19. A method of placing a nasal tracheal tube in a patient, comprising: determining or obtaining a height estimate of a patient;providing a nasal trachea device with a tube comprising an inflatable cuff and visual indicia of insertion depth correlated to different heights of patients;inserting the tube via an intranasal insertion path to an insertion depth in a trachea of the patient corresponding to the visual indicia associated with the estimated height of the patient thereby placing a distal end portion of the tube above the vocal cords (supraglottic) of the patient; andinflating the inflatable cuff so that the cuff seals against an inner wall of the trachea above the vocal cords.

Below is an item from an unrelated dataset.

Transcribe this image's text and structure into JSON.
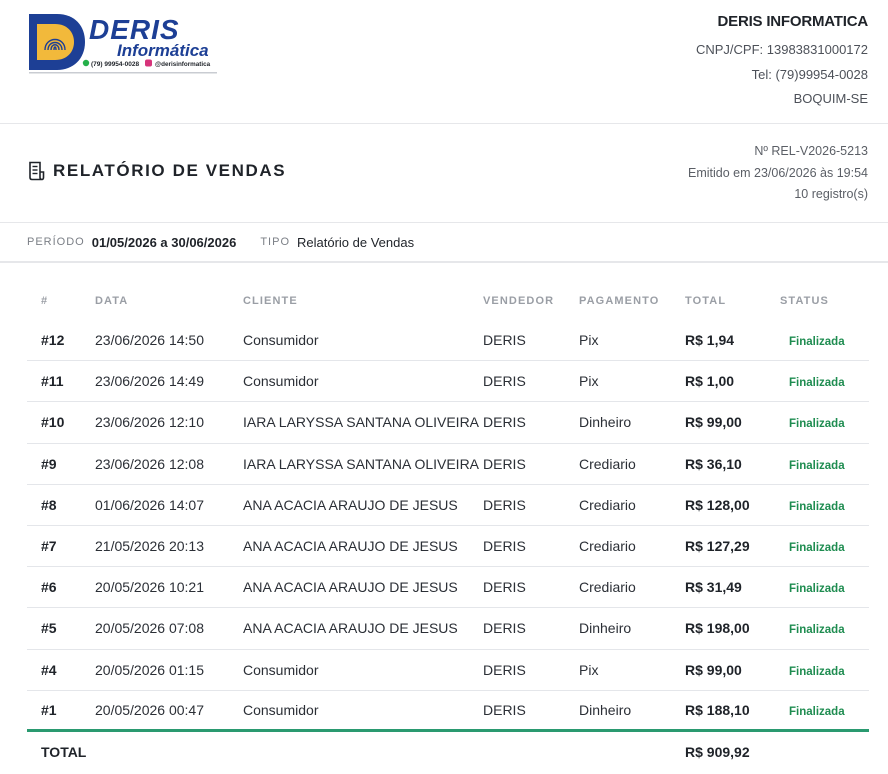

20. The method of claim 19, wherein the inserting is carried out to place a color band associated with the estimated patient height at least partially external to a nostril of the patient.

21. The method of claim 19, wherein the inflatable cuff can comprise a pear-shaped body or pear-shaped body segment with a larger portion defining a maximal lateral extent of the inflatable cuff when inflated below a smaller upper portion, wherein the larger portion is 2-3 times larger than the smaller upper portion when inflated.

22. The method of claim 19, further comprising suctioning liquid from the patient using a conduit provided by or coupled to the tube adjacent the inflatable cuff.